Opinion editor’s note: The Star Tribune editorial board operates separately from the newsroom, and no editor or reporter was involved in the approval process.
Minneapolis’ particular form of weak mayor / city council governance is not found in other cities in Minnesota. In fact, it cannot be found in any comparable city anywhere in the country.
There is a good reason for this. It doesn’t work – at least not well. And this year voters have the chance to fix a broken town hall.
For nearly a century, Minneapolis tipped under an archaic system of government by committee that actually dates back to the late 1800s, codified in a city charter in 1920. Under it, the lines of government authority are blurred and the mayor and council members may wind up competing with each other in day-to-day operations.
This has been true for years now, but the stress test of the past year and a half has revealed the real failings of this archaic system. Sharon Sayles Belton, former president of the council and the city’s first black and woman mayor, knows how this city works as well as anyone and better than most.
“Right now you have a dysfunction,” she told a columnist. “Citizens are looking for clarity. Sayles Belton added that “We have seen board members treat department heads and staff as if they had an individual domain on them. The result, she said, was an unprecedented series of departures of department heads and even interim workers in a city once known for its stable staff.
The Charter Commission, while investigating the structure of the city, found that the current form “is not recognized as a model or a best practice. It is not taught in public policy schools … comparable city in the nation.
Explicit prohibitions against legislative (advice) interference in administrative operations are built into Minnesota’s other first-class cities: St. Paul, Duluth, and Rochester. The National Civic League, by drawing up a model city charter, presents such a ban as a “fundamental principle”.
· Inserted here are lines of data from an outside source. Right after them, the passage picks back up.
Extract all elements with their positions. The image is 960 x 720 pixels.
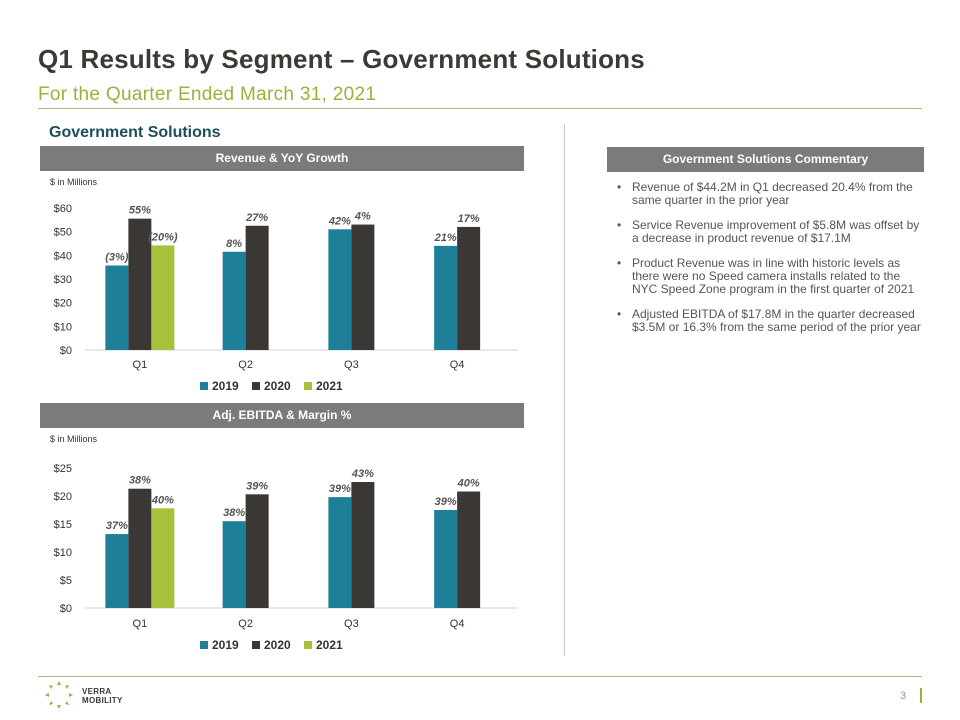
revenue-category-label: Q2	[238, 359, 253, 371]
ebitda-bar-2020-q3	[351, 482, 375, 608]
revenue-y-tick-label: $20	[54, 298, 72, 310]
ebitda-y-tick-label: $10	[54, 547, 72, 559]
commentary-item: • Product Revenue was in line with histor…	[617, 256, 915, 296]
revenue-y-tick-label: $30	[54, 274, 72, 286]
revenue-bar-2020-q4	[457, 226, 481, 350]
section-title: Government Solutions	[49, 124, 221, 141]
revenue-category-label: Q3	[344, 359, 359, 371]
ebitda-legend-label: 2019	[212, 638, 239, 652]
ebitda-legend-swatch	[252, 641, 260, 649]
revenue-legend-swatch	[304, 382, 312, 390]
column-divider	[564, 124, 565, 656]
revenue-bar-2020-q3	[351, 224, 375, 350]
ebitda-bar-2019-q1	[105, 534, 129, 608]
ebitda-legend-swatch	[304, 641, 312, 649]
ebitda-bar-2019-q3	[328, 497, 352, 608]
ebitda-bar-2019-q4	[434, 510, 458, 608]
ebitda-bar-2020-q2	[245, 494, 269, 608]
page-number: 3	[900, 690, 907, 702]
revenue-data-label: 27%	[245, 212, 268, 224]
ebitda-legend-label: 2021	[316, 638, 343, 652]
ebitda-chart-header: Adj. EBITDA & Margin %	[40, 403, 524, 428]
ebitda-data-label: 37%	[106, 520, 128, 532]
revenue-data-label: 21%	[434, 232, 457, 244]
ebitda-chart: $0$5$10$15$20$2537%38%40%Q138%39%Q239%43…	[54, 463, 518, 652]
commentary-item: • Service Revenue improvement of $5.8M wa…	[617, 218, 920, 245]
ebitda-bar-2019-q2	[222, 521, 246, 608]
revenue-chart-header: Revenue & YoY Growth	[40, 146, 524, 171]
revenue-bar-2019-q2	[222, 251, 246, 350]
ebitda-y-tick-label: $0	[60, 603, 72, 615]
revenue-bar-2019-q4	[434, 245, 458, 350]
revenue-category-label: Q1	[133, 359, 148, 371]
revenue-legend-swatch	[252, 382, 260, 390]
bullet-icon: •	[617, 218, 622, 232]
ebitda-data-label: 43%	[351, 468, 374, 480]
revenue-y-tick-label: $0	[60, 345, 72, 357]
revenue-data-label: (20%)	[148, 231, 178, 243]
revenue-bar-2020-q1	[128, 218, 152, 350]
revenue-category-label: Q4	[450, 359, 465, 371]
ebitda-y-tick-label: $25	[54, 463, 72, 475]
revenue-bar-2021-q1	[151, 245, 175, 350]
revenue-data-label: (3%)	[105, 252, 129, 264]
ebitda-bar-2021-q1	[151, 508, 175, 608]
ebitda-data-label: 38%	[223, 507, 245, 519]
ebitda-y-tick-label: $15	[54, 519, 72, 531]
bullet-icon: •	[617, 307, 622, 321]
commentary-panel: • Revenue of $44.2M in Q1 decreased 20.4%…	[614, 181, 924, 346]
ebitda-bar-2020-q4	[457, 491, 481, 608]
ebitda-data-label: 39%	[435, 496, 457, 508]
ebitda-category-label: Q4	[450, 618, 465, 630]
ebitda-units-note: $ in Millions	[50, 434, 98, 444]
commentary-item: • Revenue of $44.2M in Q1 decreased 20.4%…	[617, 180, 913, 207]
revenue-y-tick-label: $50	[54, 227, 72, 239]
revenue-data-label: 55%	[129, 205, 151, 217]
revenue-bar-2019-q1	[105, 265, 129, 350]
revenue-legend-label: 2021	[316, 379, 343, 393]
page-subtitle: For the Quarter Ended March 31, 2021	[38, 84, 377, 105]
commentary-item: • Adjusted EBITDA of $17.8M in the quarte…	[617, 307, 921, 334]
revenue-legend-label: 2020	[264, 379, 291, 393]
ebitda-legend-swatch	[200, 641, 208, 649]
ebitda-category-label: Q1	[133, 618, 148, 630]
revenue-bar-2020-q2	[245, 225, 269, 350]
top-divider	[38, 108, 922, 109]
revenue-legend-swatch	[200, 382, 208, 390]
revenue-bar-2019-q3	[328, 229, 352, 350]
bullet-icon: •	[617, 180, 622, 194]
verra-mobility-logo-icon	[45, 681, 73, 709]
page-number-accent	[920, 688, 922, 703]
ebitda-category-label: Q3	[344, 618, 359, 630]
revenue-y-tick-label: $40	[54, 250, 72, 262]
ebitda-y-tick-label: $5	[60, 575, 72, 587]
revenue-y-tick-label: $10	[54, 321, 72, 333]
ebitda-data-label: 39%	[246, 480, 268, 492]
ebitda-data-label: 38%	[129, 475, 151, 487]
page-title: Q1 Results by Segment – Government Solut…	[38, 44, 645, 74]
commentary-list: • Revenue of $44.2M in Q1 decreased 20.4%…	[614, 181, 924, 334]
ebitda-data-label: 40%	[457, 478, 480, 490]
revenue-data-label: 8%	[226, 238, 242, 250]
ebitda-data-label: 40%	[151, 494, 174, 506]
ebitda-data-label: 39%	[329, 483, 351, 495]
revenue-data-label: 4%	[354, 211, 371, 223]
ebitda-legend-label: 2020	[264, 638, 291, 652]
ebitda-category-label: Q2	[238, 618, 253, 630]
revenue-y-tick-label: $60	[54, 203, 72, 215]
bottom-divider	[38, 676, 922, 677]
ebitda-y-tick-label: $20	[54, 491, 72, 503]
ebitda-bar-2020-q1	[128, 488, 152, 608]
logo-text: VERRA MOBILITY	[82, 687, 123, 705]
revenue-data-label: 17%	[458, 213, 480, 225]
bullet-icon: •	[617, 256, 622, 270]
revenue-legend-label: 2019	[212, 379, 239, 393]
commentary-header: Government Solutions Commentary	[607, 147, 924, 172]
revenue-units-note: $ in Millions	[50, 177, 98, 187]
revenue-data-label: 42%	[328, 215, 351, 227]
revenue-chart: $0 $10 $20 $30 $40 $50 $60 (3%) 55% (20%) Q1 8% 27% Q…	[54, 203, 518, 393]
It is one of those good, somewhat flawed government proposals that do not have a clear constituency. But it is also a fundamental principle that promotes clearer and more effective governance.
Basically, the change requested in city question 1 is simple: give the mayor clear authority over the day-to-day operations of city departments. The council would retain the power of the stock exchange – which is great – and make policies and provide constituent services in their neighborhoods. direct or supervise city employees.
Jay Kiedrowski, former Minneapolis budget manager and former state finance commissioner, noted in a Star Tribune Opinion comment that during the 2020 civil unrest, some council members gave direct orders to police and, as others have noted, said council members “routinely issue orders to department heads and staff who are in conflict with city policy.” This kind of mess is unacceptable.
The amendment adds another important safeguard: the creation of an independent audit office by the council that could investigate waste and abuse, assess risks and monitor compliance in municipal departments. Such oversight would provide a checks and balances approach that municipal government lacked.
These are sensible changes that would move the city forward. They are not, as some opponents have suggested, a takeover. The ballot question was proposed by the Charter Commission after extensive research. It is, quite simply, the way most major cities are governed, and a change that has been advocated for decades, including by the Star Tribune editorial board.
If that proposal failed and a separate ballot would extend the “14 bosses” approach to public safety, an unhealthy amount of power would be concentrated in the hands of the council. The mayor would be reduced to a virtual figurehead.
Peter Hutchinson started in the mayor’s office in 1975, served as deputy mayor and later was state finance commissioner, principal of Minneapolis schools and is now a national management consultant specializing in the public sector. And he supports the question of the ballot. “Every major city in America has a chief executive officer and a city council that functions as a legislative body – with the exception of Minneapolis,” he told a columnist.
Hutchinson, Sayles Belton and dozens of others came together in “Charter for Change,” an organization promoting City Question 1. “As we all speak to voters,” Hutchinson said, “the only thing that stands out clearly is ‘is that people I can’t believe this is the way things work. There is a lingering chaos here. When you stop, say, the public works manager from doing what is right because he’s trying to meet the expectations of an individual council member, you’ve really undermined the power of the city to be effective. “
Kathy O’Brien, former member of city council, city coordinator and former vice president of the University of Minnesota, also supports the measure. “Everything takes longer, costs more in the current system,” she told a columnist. “Sometimes nothing happens.”
Sayles Belton noted that the mayor is the sole official who runs the entire city, elected by and accountable to all voters in Minneapolis. “This is the person who has to develop a vision that reflects all the different parts of the city,” she said.
Minneapolis must join the rest of the nation with a more modern and efficient form of government that provides clear lines of responsibility and authority.
“Maybe after a hundred years,” said Sayles Belton, “we can finally get it right.”
Government structure: Executive Mayor – Legislative Council
Should the Minneapolis City Charter be amended to adopt a change in its form of government to a mayor-legislative council executive structure to transfer certain powers to the mayor, consolidate administrative authority over all operational departments under the supervision of the mayor and eliminate the executive committee?